Common Worship has also developed liturgy for ‘An Order for Prayer and Dedication after a Civil Marriage’. The church recognises that when a couple are married in a civil ceremony, that did not take place in church, they are married in the eyes of the church and the church will bless those marriages.

Yet the Church of England refuses to authorise the blessings of a same sex couple after a civil partnership or after a civil marriage. One argument is that this would require new liturgy and that would mean a change of doctrine. However, as we have seen, the church does not initiate change, instead it responds to changes that come from society and it tends to permit rather than require.

It is interesting to contrast the situation in the Church of England with the situation in the Methodist church in Britain. In the Church of England, entering into a same sex marriage would mean that person was barred from ordination. If they were already ordained they could have their licence withdrawn or be refused a licence or permission to officiate licence. Being in a same sex marriage is no bar to ordination in the Methodist church and Methodist ministers who are already in same sex marriages can continue to hold their licences as ‘ministers in good standing’.
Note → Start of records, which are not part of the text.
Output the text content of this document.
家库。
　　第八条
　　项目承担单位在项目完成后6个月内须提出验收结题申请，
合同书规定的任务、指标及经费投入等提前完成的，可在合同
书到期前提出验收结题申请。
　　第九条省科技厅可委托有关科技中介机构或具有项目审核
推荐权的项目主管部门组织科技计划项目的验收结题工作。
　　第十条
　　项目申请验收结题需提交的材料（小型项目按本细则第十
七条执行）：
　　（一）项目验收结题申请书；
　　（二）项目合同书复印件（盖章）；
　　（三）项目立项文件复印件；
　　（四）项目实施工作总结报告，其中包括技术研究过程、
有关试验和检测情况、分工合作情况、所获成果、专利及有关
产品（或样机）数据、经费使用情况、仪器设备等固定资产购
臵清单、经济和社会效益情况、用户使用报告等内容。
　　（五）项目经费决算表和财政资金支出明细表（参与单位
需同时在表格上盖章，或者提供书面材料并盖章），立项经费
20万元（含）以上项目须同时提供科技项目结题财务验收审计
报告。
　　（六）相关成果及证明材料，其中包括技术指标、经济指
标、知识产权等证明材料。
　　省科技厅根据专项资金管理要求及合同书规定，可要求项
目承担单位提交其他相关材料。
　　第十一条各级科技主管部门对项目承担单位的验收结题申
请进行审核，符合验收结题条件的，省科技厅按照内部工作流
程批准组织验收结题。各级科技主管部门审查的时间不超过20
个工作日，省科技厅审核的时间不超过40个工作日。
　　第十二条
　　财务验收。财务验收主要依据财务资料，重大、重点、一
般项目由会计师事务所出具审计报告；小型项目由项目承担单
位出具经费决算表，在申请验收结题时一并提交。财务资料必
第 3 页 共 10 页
It will be interesting to see the effect of this as the Methodists and the Church of England continue to explore the possibility of common ordination. While these plans are at the early stages of discussion, it is possible that the practice will develop where ordination would be by both the Church of England and the Methodist Church, with recognition by both churches. At some point there would need to be a compromise decision on clergy in same sex marriages.

As the Methodist Church continues to explore the possibility of allowing those parishes that want to do so to conduct same sex weddings, the pressure on the Church of England to find a way forward will grow. Churches that have allowed same sex marriage to be conducted in church, whether in England or abroad have all taken the position that each church congregation must choose for themselves whether to conduct same sex marriages. This is likely to be the model that some would want the Church of England to adopt.

Heterosexual civil partnerships (more correctly opposite sex civil partnerships) are likely to become law later this year. Because these are civil ceremonies they cannot be conducted in churches. The question of whether they can be blessed by clergy will arise very quickly and it will need a decision.

The legalisation of heterosexual civil partnerships is just the latest evolution in the nature of marriage. As marriage evolves further and further from the idea of a legal contract for having children, so it becomes more and more an institution that will be open to couples of any gender.